RTT Banding Removal From BIND 9
In response to our customers and colleagues, ISC has chosen to remove the RTT Banding feature from BIND 9, starting with BIND 9.8.0. Other supported versions will have RTT Banding removed in their next releases.
BIND 9.8.0 is scheduled to go out on March 1st, 2011. 9.8.1 will follow around a month later.
Before Banding
Prior to implementing RTT Banding, BIND 9 used a simple method of measurement with decay to ensure that the best known server is used to resolve queries. If one server for a domain was 10 ms away and another was 80 ms, BIND 9 would use the 10 ms server most often, but still periodically try the one that was further away. This provides a good mix of performance and adaptability in changing network situations.
About RTT Banding
RTT Banding was a security tool intended to add a small amount of randomness to make spoofing harder. This feature is implemented in BIND 9.5.x, 9.6.x, and 9.7.x versions of BIND. RTT Banding is a recursive server feature.
RTT stands for “Round Trip Time” – the time it takes for a question to reach a remote DNS server, and for the answer to come back. Typical times are within a small number of milliseconds for servers close by, up to 10 ms for servers at exchange points or within the same local area, and around 60 to 80 ms for US east to west coast traffic.
RTT Banding relies on a domain having at least two name servers, and that those name servers fall within the same band. If a domain has two name servers both of which fall into the first 0 - 128 ms band, an attacker cannot know which server was used for resolution, thus making a spoofing attack two times harder.
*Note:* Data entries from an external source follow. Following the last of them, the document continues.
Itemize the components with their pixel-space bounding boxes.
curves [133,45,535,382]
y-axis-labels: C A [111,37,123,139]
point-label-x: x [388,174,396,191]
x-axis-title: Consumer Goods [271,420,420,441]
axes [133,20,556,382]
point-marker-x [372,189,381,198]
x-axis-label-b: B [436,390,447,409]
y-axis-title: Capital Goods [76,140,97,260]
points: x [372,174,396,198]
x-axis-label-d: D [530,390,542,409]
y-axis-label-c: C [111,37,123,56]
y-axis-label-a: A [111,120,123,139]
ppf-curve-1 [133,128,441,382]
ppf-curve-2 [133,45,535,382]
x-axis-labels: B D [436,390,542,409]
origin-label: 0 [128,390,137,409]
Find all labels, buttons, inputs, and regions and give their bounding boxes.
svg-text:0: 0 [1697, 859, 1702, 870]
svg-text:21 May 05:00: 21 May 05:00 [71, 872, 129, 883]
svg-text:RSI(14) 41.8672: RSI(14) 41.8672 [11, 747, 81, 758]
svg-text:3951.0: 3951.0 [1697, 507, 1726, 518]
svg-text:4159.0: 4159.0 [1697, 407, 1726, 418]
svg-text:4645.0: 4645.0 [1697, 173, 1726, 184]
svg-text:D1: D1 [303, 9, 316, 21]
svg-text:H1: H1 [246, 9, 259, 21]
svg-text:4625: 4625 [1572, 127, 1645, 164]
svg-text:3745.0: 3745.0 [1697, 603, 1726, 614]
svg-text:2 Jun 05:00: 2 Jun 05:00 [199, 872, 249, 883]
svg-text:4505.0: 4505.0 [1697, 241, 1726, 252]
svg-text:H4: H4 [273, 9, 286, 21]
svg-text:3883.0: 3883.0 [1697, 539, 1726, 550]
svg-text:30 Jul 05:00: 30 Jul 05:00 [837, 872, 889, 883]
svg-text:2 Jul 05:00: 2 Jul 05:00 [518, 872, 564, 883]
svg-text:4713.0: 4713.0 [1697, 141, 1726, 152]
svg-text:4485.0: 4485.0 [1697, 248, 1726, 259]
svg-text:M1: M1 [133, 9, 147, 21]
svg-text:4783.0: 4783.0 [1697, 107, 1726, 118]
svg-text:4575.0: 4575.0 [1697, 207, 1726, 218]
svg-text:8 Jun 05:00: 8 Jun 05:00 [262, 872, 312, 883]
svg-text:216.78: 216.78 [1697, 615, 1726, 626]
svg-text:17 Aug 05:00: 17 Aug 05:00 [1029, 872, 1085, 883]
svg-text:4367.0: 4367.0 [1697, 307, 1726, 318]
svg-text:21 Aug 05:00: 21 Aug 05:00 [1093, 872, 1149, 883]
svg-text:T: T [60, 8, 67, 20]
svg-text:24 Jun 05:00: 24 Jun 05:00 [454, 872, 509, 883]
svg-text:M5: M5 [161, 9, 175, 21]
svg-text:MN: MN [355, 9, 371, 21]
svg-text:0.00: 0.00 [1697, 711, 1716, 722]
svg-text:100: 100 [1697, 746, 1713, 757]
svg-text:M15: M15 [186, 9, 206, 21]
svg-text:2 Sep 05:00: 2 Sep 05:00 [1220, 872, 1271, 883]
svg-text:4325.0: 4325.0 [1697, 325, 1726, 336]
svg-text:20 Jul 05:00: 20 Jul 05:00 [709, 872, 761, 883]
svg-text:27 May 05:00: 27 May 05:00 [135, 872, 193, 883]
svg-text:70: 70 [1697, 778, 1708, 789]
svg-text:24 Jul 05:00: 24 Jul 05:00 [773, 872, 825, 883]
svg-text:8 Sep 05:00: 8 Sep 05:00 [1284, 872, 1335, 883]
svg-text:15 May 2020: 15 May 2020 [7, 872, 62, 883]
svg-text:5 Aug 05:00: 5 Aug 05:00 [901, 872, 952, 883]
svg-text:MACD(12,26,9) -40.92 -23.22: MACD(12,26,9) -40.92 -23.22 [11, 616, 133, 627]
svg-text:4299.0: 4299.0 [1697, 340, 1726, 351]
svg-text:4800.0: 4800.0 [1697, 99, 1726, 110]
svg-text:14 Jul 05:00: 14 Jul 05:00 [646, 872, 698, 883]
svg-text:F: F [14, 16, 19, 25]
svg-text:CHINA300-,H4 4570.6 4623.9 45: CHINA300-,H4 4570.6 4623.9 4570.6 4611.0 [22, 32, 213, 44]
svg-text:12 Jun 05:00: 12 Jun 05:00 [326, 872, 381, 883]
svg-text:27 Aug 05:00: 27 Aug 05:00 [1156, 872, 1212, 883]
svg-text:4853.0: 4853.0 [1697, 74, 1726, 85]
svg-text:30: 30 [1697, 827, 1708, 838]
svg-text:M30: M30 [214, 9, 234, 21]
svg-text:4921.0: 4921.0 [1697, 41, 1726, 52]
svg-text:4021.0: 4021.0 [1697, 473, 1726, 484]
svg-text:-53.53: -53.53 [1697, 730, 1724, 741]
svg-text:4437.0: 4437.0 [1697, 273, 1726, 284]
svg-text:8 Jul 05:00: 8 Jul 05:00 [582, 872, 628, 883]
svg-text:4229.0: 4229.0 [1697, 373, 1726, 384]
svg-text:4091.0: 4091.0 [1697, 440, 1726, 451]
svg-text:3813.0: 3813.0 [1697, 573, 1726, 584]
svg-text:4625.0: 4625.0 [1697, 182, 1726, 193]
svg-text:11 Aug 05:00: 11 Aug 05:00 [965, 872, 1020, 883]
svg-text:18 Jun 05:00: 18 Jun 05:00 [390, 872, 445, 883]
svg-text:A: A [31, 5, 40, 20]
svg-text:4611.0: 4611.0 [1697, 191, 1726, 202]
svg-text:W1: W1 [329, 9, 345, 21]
If a domain has four servers in the same band, an attack is four times harder.
Compared to other anti-spoofing prevention mechanisms, this two to four times increase is minor. Port randomization can make an attacker’s likelihood of success between 4,000 and 65,000 times lower alone.
Why Banding is Bad
A very common scenario is for a large content provider to spend some time optimizing their DNS service. They may choose to install authoritative servers closer to customers to make DNS resolution as fast as possible.
RTT Banding defeats the benefit of locating servers closer to customers as queries may go to remote servers as frequently as to those which are closer.
For example, if a content provider has two servers which BIND may choose from, one 10 ms away and another 80 ms away, which is typical for US coast-to-coast traffic, with banding the average latency for queries is 45 ms. Without banding it would be slightly higher than 10 ms.
The minor security improvement experienced by using RTT Banding, compared to its serious effect on performance, has persuaded ISC to remove this feature from BIND 9.



Comments
I'm curious why you'd decide to remove RTT banding entirely rather than making this a configurable option defaulted to off. It seems to me there'd be some use cases where you'd want the security over performance and some where performance was far more important.
In 9.7.4 and 9.6-ESV-R2, which are the to-be-released versions on the 9.7 and 9.6 release train, we will be doing this.
At a .0 release we chose to disable it fully rather than make it an option. We will revisit if this should be an option again based on feedback like yours, and it may be reintroduced in 9.8.1 as a configurable option.
That said, we believe the same level of security can be obtained without the locality performance hit. Banding provides a typical 2x difficulty in certain types of attacks and a 4x typical maximum. Adding just 2 or 4 ports to the random selection pool would attain this same level of security in all cases rather than depending on the number of NS servers in the cluster and their timing, and still provide the latency characteristics that are desired.
Another option would be to make the bands smaller, e.g. 10-30 ms instead of 128 ms. 128 ms is so large that it allows users to go overseas, not just from coast to coast, and that's the big killer.
If you add this back with a configuration option, you could make the band size configurable.
We thought of that as well.
There are better ways to solve this that don't require configuration. BIND 10 uses a different approach that I think we may want to use in BIND 9 as it "feels right" both from an operational/performance view and a balanced security view.
BIND 9 will select the best server, and degrade the others over time so eventually they are tried again, and then lock onto the best again.
BIND 10 uses a probabilistic approach where server use is equated to the relative values of the measured RTT values. So, for instance, if one server is 40 ms away, one is 50 ms away, and one is 200 ms away, the 40 will be used slightly more than the 50 one, and each of those would be used on average 4x more often than the 200 ms one, and collectively 8x more often.
BIND 10's algorithm has the benefit that even slow servers are tried based periodically, but weight is given heavily to servers which are closest.
This, I think, will be the best solution going forward.